Better Late Than Never? College and Universities Begin Apologizing for Ties to Slavery

Brown University is the latest institution of higher education to address its former ties to slavery and may be doing so the most extensively. A Brown University committee, Committee on Slavery and Justice, has called for the ivy league school to "make amends by building a memorial, creating a center for the study of slavery and injustice and increasing efforts to recruit minority students, particularly from Africa and the West Indies." The committee said in its report that,
"“We cannot change the past. But an institution can hold itself accountable for the past, accepting its burdens and responsibilities along with its benefits and privileges.”
Ruth J. Simmons is the president of Brown University, is the first black president of an ivy league institution and is a great-granddaughter of slaves, but has yet to issue a personal or official university response to the committee's report.

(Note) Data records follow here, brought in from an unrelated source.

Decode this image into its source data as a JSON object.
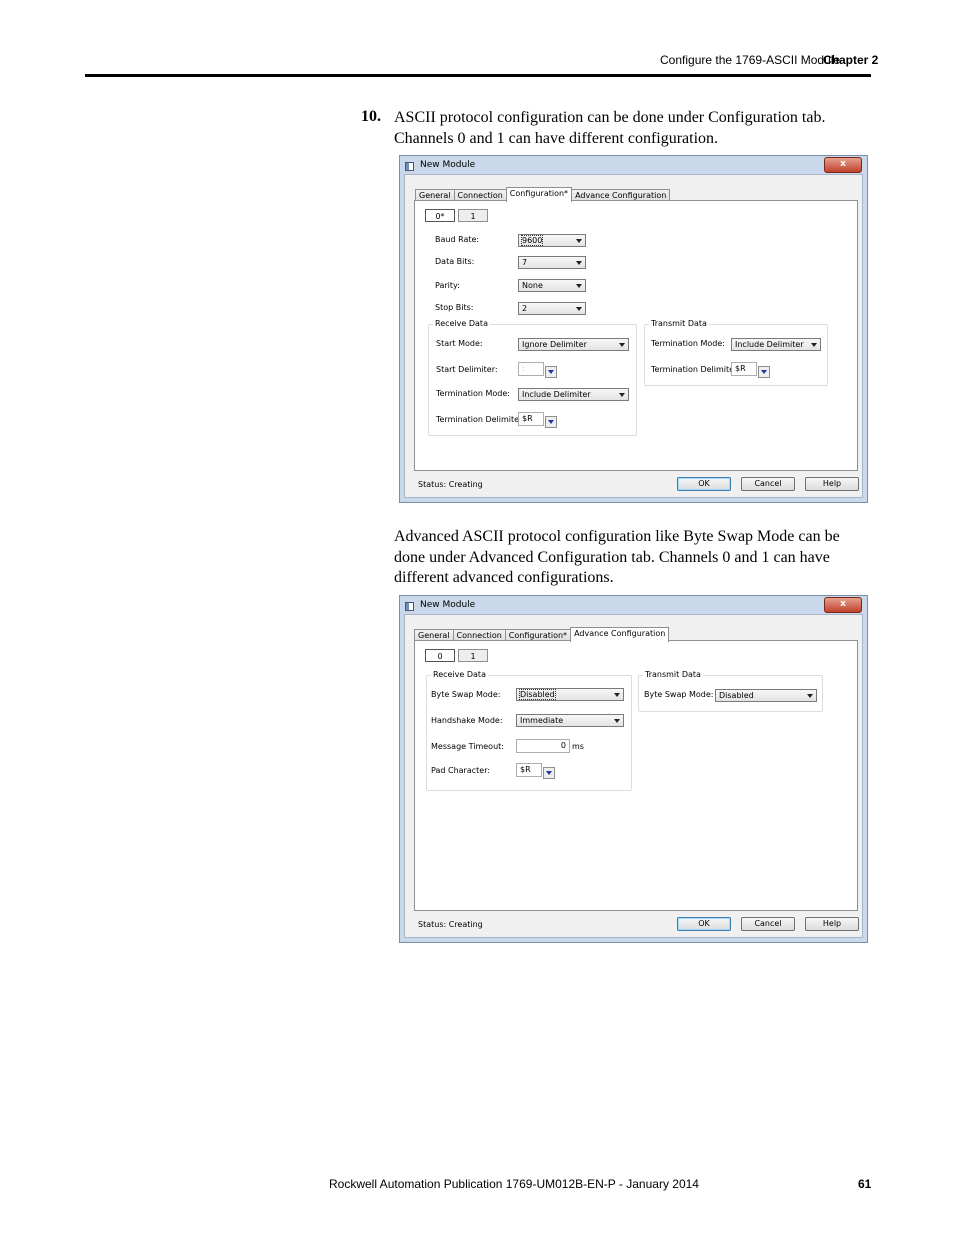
{
  "header": {
    "section": "Configure the 1769-ASCII Module",
    "chapter": "Chapter 2"
  },
  "step": {
    "number": "10.",
    "lines": [
      "ASCII protocol configuration can be done under Configuration tab.",
      "Channels 0 and 1 can have different configuration."
    ]
  },
  "paragraph2": {
    "lines": [
      "Advanced ASCII protocol configuration like Byte Swap Mode can be",
      "done under Advanced Configuration tab. Channels 0 and 1 can have",
      "different advanced configurations."
    ]
  },
  "dialog1": {
    "title": "New Module",
    "close": "x",
    "tabs": [
      "General",
      "Connection",
      "Configuration*",
      "Advance Configuration"
    ],
    "active_tab": "Configuration*",
    "channels": [
      "0*",
      "1"
    ],
    "fields": {
      "baud_rate": {
        "label": "Baud Rate:",
        "value": "9600"
      },
      "data_bits": {
        "label": "Data Bits:",
        "value": "7"
      },
      "parity": {
        "label": "Parity:",
        "value": "None"
      },
      "stop_bits": {
        "label": "Stop Bits:",
        "value": "2"
      }
    },
    "receive": {
      "title": "Receive Data",
      "start_mode": {
        "label": "Start Mode:",
        "value": "Ignore Delimiter"
      },
      "start_delimiter": {
        "label": "Start Delimiter:",
        "value": ":"
      },
      "termination_mode": {
        "label": "Termination Mode:",
        "value": "Include Delimiter"
      },
      "termination_delimiter": {
        "label": "Termination Delimiter:",
        "value": "$R"
      }
    },
    "transmit": {
      "title": "Transmit Data",
      "termination_mode": {
        "label": "Termination Mode:",
        "value": "Include Delimiter"
      },
      "termination_delimiter": {
        "label": "Termination Delimiter:",
        "value": "$R"
      }
    },
    "status": "Status:  Creating",
    "buttons": {
      "ok": "OK",
      "cancel": "Cancel",
      "help": "Help"
    }
  },
  "dialog2": {
    "title": "New Module",
    "close": "x",
    "tabs": [
      "General",
      "Connection",
      "Configuration*",
      "Advance Configuration"
    ],
    "active_tab": "Advance Configuration",
    "channels": [
      "0",
      "1"
    ],
    "receive": {
      "title": "Receive Data",
      "byte_swap_mode": {
        "label": "Byte Swap Mode:",
        "value": "Disabled"
      },
      "handshake_mode": {
        "label": "Handshake Mode:",
        "value": "Immediate"
      },
      "message_timeout": {
        "label": "Message Timeout:",
        "value": "0",
        "unit": "ms"
      },
      "pad_character": {
        "label": "Pad Character:",
        "value": "$R"
      }
    },
    "transmit": {
      "title": "Transmit Data",
      "byte_swap_mode": {
        "label": "Byte Swap Mode:",
        "value": "Disabled"
      }
    },
    "status": "Status:  Creating",
    "buttons": {
      "ok": "OK",
      "cancel": "Cancel",
      "help": "Help"
    }
  },
  "footer": {
    "publication": "Rockwell Automation Publication 1769-UM012B-EN-P - January 2014",
    "page_number": "61"
  }
}
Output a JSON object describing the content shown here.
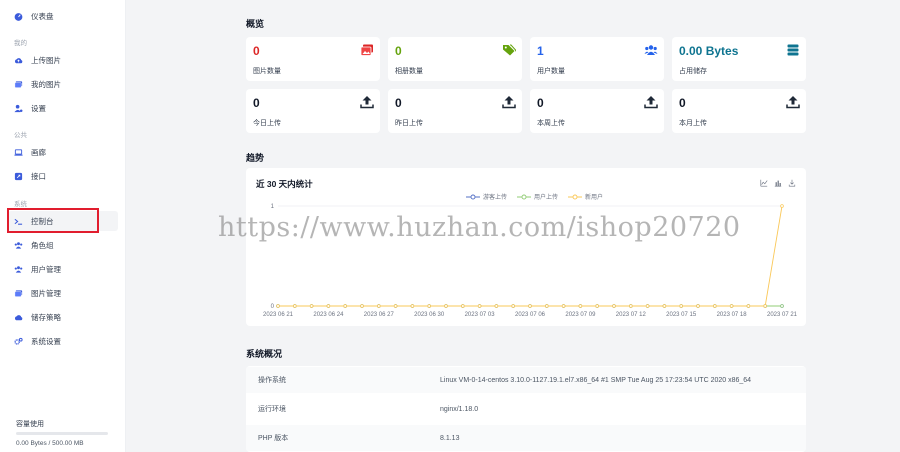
{
  "sidebar": {
    "dashboard": "仪表盘",
    "section_mine": "我的",
    "upload": "上传图片",
    "my_images": "我的图片",
    "settings": "设置",
    "section_public": "公共",
    "gallery": "画廊",
    "api": "接口",
    "section_system": "系统",
    "console": "控制台",
    "roles": "角色组",
    "users": "用户管理",
    "images": "图片管理",
    "storage_strategy": "储存策略",
    "system_settings": "系统设置",
    "storage_title": "容量使用",
    "storage_used_fraction": 0,
    "storage_text": "0.00 Bytes / 500.00 MB"
  },
  "overview": {
    "title": "概览",
    "cards": [
      {
        "value": "0",
        "label": "图片数量",
        "color": "#dc2626",
        "icon": "images-icon"
      },
      {
        "value": "0",
        "label": "相册数量",
        "color": "#65a30d",
        "icon": "tags-icon"
      },
      {
        "value": "1",
        "label": "用户数量",
        "color": "#2563eb",
        "icon": "users-icon"
      },
      {
        "value": "0.00 Bytes",
        "label": "占用储存",
        "color": "#0e7490",
        "icon": "database-icon"
      },
      {
        "value": "0",
        "label": "今日上传",
        "color": "#111827",
        "icon": "upload-icon"
      },
      {
        "value": "0",
        "label": "昨日上传",
        "color": "#111827",
        "icon": "upload-icon"
      },
      {
        "value": "0",
        "label": "本周上传",
        "color": "#111827",
        "icon": "upload-icon"
      },
      {
        "value": "0",
        "label": "本月上传",
        "color": "#111827",
        "icon": "upload-icon"
      }
    ]
  },
  "trend": {
    "title": "趋势",
    "chart_title": "近 30 天内统计"
  },
  "chart_data": {
    "type": "line",
    "title": "近 30 天内统计",
    "x": [
      "2023-06-21",
      "2023-06-22",
      "2023-06-23",
      "2023-06-24",
      "2023-06-25",
      "2023-06-26",
      "2023-06-27",
      "2023-06-28",
      "2023-06-29",
      "2023-06-30",
      "2023-07-01",
      "2023-07-02",
      "2023-07-03",
      "2023-07-04",
      "2023-07-05",
      "2023-07-06",
      "2023-07-07",
      "2023-07-08",
      "2023-07-09",
      "2023-07-10",
      "2023-07-11",
      "2023-07-12",
      "2023-07-13",
      "2023-07-14",
      "2023-07-15",
      "2023-07-16",
      "2023-07-17",
      "2023-07-18",
      "2023-07-19",
      "2023-07-20",
      "2023-07-21"
    ],
    "x_tick_labels": [
      "2023-06-21",
      "2023-06-24",
      "2023-06-27",
      "2023-06-30",
      "2023-07-03",
      "2023-07-06",
      "2023-07-09",
      "2023-07-12",
      "2023-07-15",
      "2023-07-18",
      "2023-07-21"
    ],
    "series": [
      {
        "name": "游客上传",
        "color": "#5470c6",
        "values": [
          0,
          0,
          0,
          0,
          0,
          0,
          0,
          0,
          0,
          0,
          0,
          0,
          0,
          0,
          0,
          0,
          0,
          0,
          0,
          0,
          0,
          0,
          0,
          0,
          0,
          0,
          0,
          0,
          0,
          0,
          0
        ]
      },
      {
        "name": "用户上传",
        "color": "#91cc75",
        "values": [
          0,
          0,
          0,
          0,
          0,
          0,
          0,
          0,
          0,
          0,
          0,
          0,
          0,
          0,
          0,
          0,
          0,
          0,
          0,
          0,
          0,
          0,
          0,
          0,
          0,
          0,
          0,
          0,
          0,
          0,
          0
        ]
      },
      {
        "name": "新用户",
        "color": "#fac858",
        "values": [
          0,
          0,
          0,
          0,
          0,
          0,
          0,
          0,
          0,
          0,
          0,
          0,
          0,
          0,
          0,
          0,
          0,
          0,
          0,
          0,
          0,
          0,
          0,
          0,
          0,
          0,
          0,
          0,
          0,
          0,
          1
        ]
      }
    ],
    "ylim": [
      0,
      1
    ],
    "y_tick_labels": [
      "0",
      "1"
    ],
    "legend": "top-center",
    "grid": true
  },
  "system": {
    "title": "系统概况",
    "rows": [
      {
        "key": "操作系统",
        "value": "Linux VM-0-14-centos 3.10.0-1127.19.1.el7.x86_64 #1 SMP Tue Aug 25 17:23:54 UTC 2020 x86_64"
      },
      {
        "key": "运行环境",
        "value": "nginx/1.18.0"
      },
      {
        "key": "PHP 版本",
        "value": "8.1.13"
      }
    ]
  },
  "watermark": "https://www.huzhan.com/ishop20720"
}
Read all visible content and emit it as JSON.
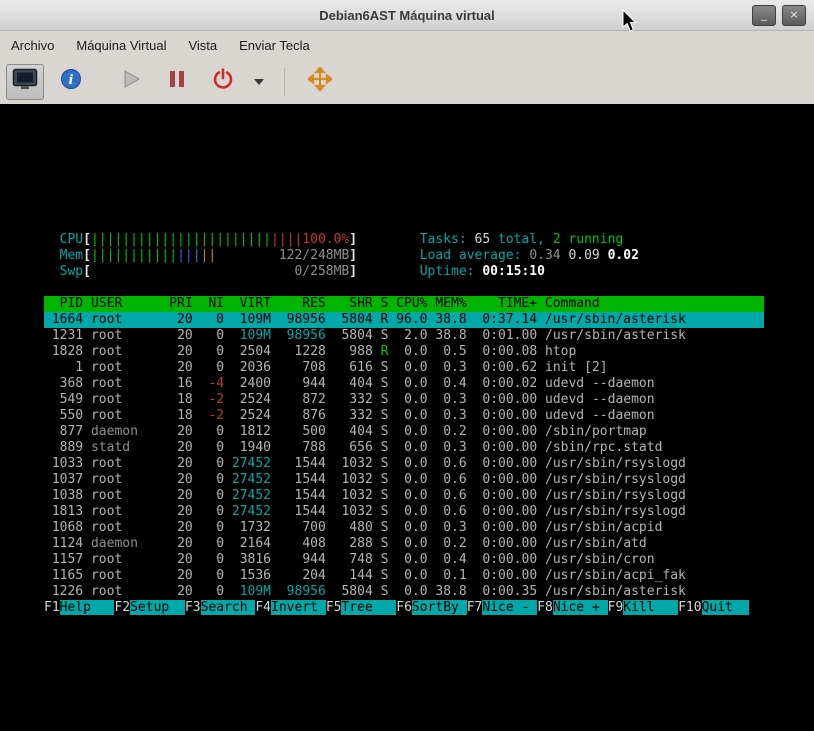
{
  "window": {
    "title": "Debian6AST Máquina virtual",
    "minimize_glyph": "_",
    "close_glyph": "×"
  },
  "menubar": {
    "items": [
      "Archivo",
      "Máquina Virtual",
      "Vista",
      "Enviar Tecla"
    ]
  },
  "toolbar": {
    "buttons": [
      {
        "name": "console-display-button",
        "icon": "monitor-icon"
      },
      {
        "name": "vm-info-button",
        "icon": "info-icon"
      },
      {
        "name": "run-button",
        "icon": "play-icon"
      },
      {
        "name": "pause-button",
        "icon": "pause-icon"
      },
      {
        "name": "shutdown-button",
        "icon": "power-icon"
      },
      {
        "name": "shutdown-menu-button",
        "icon": "chevron-down-icon"
      },
      {
        "name": "fullscreen-button",
        "icon": "move-arrows-icon"
      }
    ]
  },
  "htop": {
    "meters": [
      {
        "label": "CPU",
        "segments": [
          {
            "text": "|||||||||||||||||||||||",
            "color": "green"
          },
          {
            "text": "||||",
            "color": "red"
          }
        ],
        "value": "100.0%",
        "value_color": "red"
      },
      {
        "label": "Mem",
        "segments": [
          {
            "text": "|||||||||||",
            "color": "green"
          },
          {
            "text": "|||",
            "color": "blue"
          },
          {
            "text": "||",
            "color": "orange"
          }
        ],
        "value": "122/248MB",
        "value_color": "gray"
      },
      {
        "label": "Swp",
        "segments": [],
        "value": "0/258MB",
        "value_color": "gray"
      }
    ],
    "info": {
      "tasks_label": "Tasks: ",
      "tasks_count": "65",
      "tasks_sep": " total, ",
      "running_count": "2",
      "running_label": " running",
      "load_label": "Load average: ",
      "load_values": [
        "0.34",
        "0.09",
        "0.02"
      ],
      "uptime_label": "Uptime: ",
      "uptime_value": "00:15:10"
    },
    "columns": [
      "PID",
      "USER",
      "PRI",
      "NI",
      "VIRT",
      "RES",
      "SHR",
      "S",
      "CPU%",
      "MEM%",
      "TIME+",
      "Command"
    ],
    "selected_index": 0,
    "rows": [
      [
        "1664",
        "root",
        "20",
        "0",
        "109M",
        "98956",
        "5804",
        "R",
        "96.0",
        "38.8",
        "0:37.14",
        "/usr/sbin/asterisk"
      ],
      [
        "1231",
        "root",
        "20",
        "0",
        "109M",
        "98956",
        "5804",
        "S",
        "2.0",
        "38.8",
        "0:01.00",
        "/usr/sbin/asterisk"
      ],
      [
        "1828",
        "root",
        "20",
        "0",
        "2504",
        "1228",
        "988",
        "R",
        "0.0",
        "0.5",
        "0:00.08",
        "htop"
      ],
      [
        "1",
        "root",
        "20",
        "0",
        "2036",
        "708",
        "616",
        "S",
        "0.0",
        "0.3",
        "0:00.62",
        "init [2]"
      ],
      [
        "368",
        "root",
        "16",
        "-4",
        "2400",
        "944",
        "404",
        "S",
        "0.0",
        "0.4",
        "0:00.02",
        "udevd --daemon"
      ],
      [
        "549",
        "root",
        "18",
        "-2",
        "2524",
        "872",
        "332",
        "S",
        "0.0",
        "0.3",
        "0:00.00",
        "udevd --daemon"
      ],
      [
        "550",
        "root",
        "18",
        "-2",
        "2524",
        "876",
        "332",
        "S",
        "0.0",
        "0.3",
        "0:00.00",
        "udevd --daemon"
      ],
      [
        "877",
        "daemon",
        "20",
        "0",
        "1812",
        "500",
        "404",
        "S",
        "0.0",
        "0.2",
        "0:00.00",
        "/sbin/portmap"
      ],
      [
        "889",
        "statd",
        "20",
        "0",
        "1940",
        "788",
        "656",
        "S",
        "0.0",
        "0.3",
        "0:00.00",
        "/sbin/rpc.statd"
      ],
      [
        "1033",
        "root",
        "20",
        "0",
        "27452",
        "1544",
        "1032",
        "S",
        "0.0",
        "0.6",
        "0:00.00",
        "/usr/sbin/rsyslogd"
      ],
      [
        "1037",
        "root",
        "20",
        "0",
        "27452",
        "1544",
        "1032",
        "S",
        "0.0",
        "0.6",
        "0:00.00",
        "/usr/sbin/rsyslogd"
      ],
      [
        "1038",
        "root",
        "20",
        "0",
        "27452",
        "1544",
        "1032",
        "S",
        "0.0",
        "0.6",
        "0:00.00",
        "/usr/sbin/rsyslogd"
      ],
      [
        "1813",
        "root",
        "20",
        "0",
        "27452",
        "1544",
        "1032",
        "S",
        "0.0",
        "0.6",
        "0:00.00",
        "/usr/sbin/rsyslogd"
      ],
      [
        "1068",
        "root",
        "20",
        "0",
        "1732",
        "700",
        "480",
        "S",
        "0.0",
        "0.3",
        "0:00.00",
        "/usr/sbin/acpid"
      ],
      [
        "1124",
        "daemon",
        "20",
        "0",
        "2164",
        "408",
        "288",
        "S",
        "0.0",
        "0.2",
        "0:00.00",
        "/usr/sbin/atd"
      ],
      [
        "1157",
        "root",
        "20",
        "0",
        "3816",
        "944",
        "748",
        "S",
        "0.0",
        "0.4",
        "0:00.00",
        "/usr/sbin/cron"
      ],
      [
        "1165",
        "root",
        "20",
        "0",
        "1536",
        "204",
        "144",
        "S",
        "0.0",
        "0.1",
        "0:00.00",
        "/usr/sbin/acpi_fak"
      ],
      [
        "1226",
        "root",
        "20",
        "0",
        "109M",
        "98956",
        "5804",
        "S",
        "0.0",
        "38.8",
        "0:00.35",
        "/usr/sbin/asterisk"
      ]
    ],
    "fkeys": [
      {
        "key": "F1",
        "label": "Help   "
      },
      {
        "key": "F2",
        "label": "Setup  "
      },
      {
        "key": "F3",
        "label": "Search "
      },
      {
        "key": "F4",
        "label": "Invert "
      },
      {
        "key": "F5",
        "label": "Tree   "
      },
      {
        "key": "F6",
        "label": "SortBy "
      },
      {
        "key": "F7",
        "label": "Nice - "
      },
      {
        "key": "F8",
        "label": "Nice + "
      },
      {
        "key": "F9",
        "label": "Kill   "
      },
      {
        "key": "F10",
        "label": "Quit  "
      }
    ],
    "colors": {
      "header_bg": "#00b400",
      "selected_bg": "#00a8a8",
      "cyan": "#00a8a8",
      "green": "#00c400",
      "red": "#c2372a"
    }
  }
}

Brown University is certainly not the only university in American to have benefitted from slavery and not even the only ivy league institution to benefit.

Even in the North, a number of universities have ties to slavery. Harvard Law School was endowed by money its founder earned selling slaves for the sugar cane fields of Antigua. And at Yale, three scholars reported in 2001 that the university relied on slave-trading money for its first scholarships, endowed professorship and library endowment.

However, Brown could be the first institution to "apologize" for ties to slavery as extensively as the committee suggests.

The report cites examples of steps taken by other universities: a memorial unveiled last year by the University of North Carolina, a five-year program of workshops and activities at Emory University, and a 2004 vote by the faculty senate of the University of Alabama to apologize for previous faculty members having whipped slaves on campus.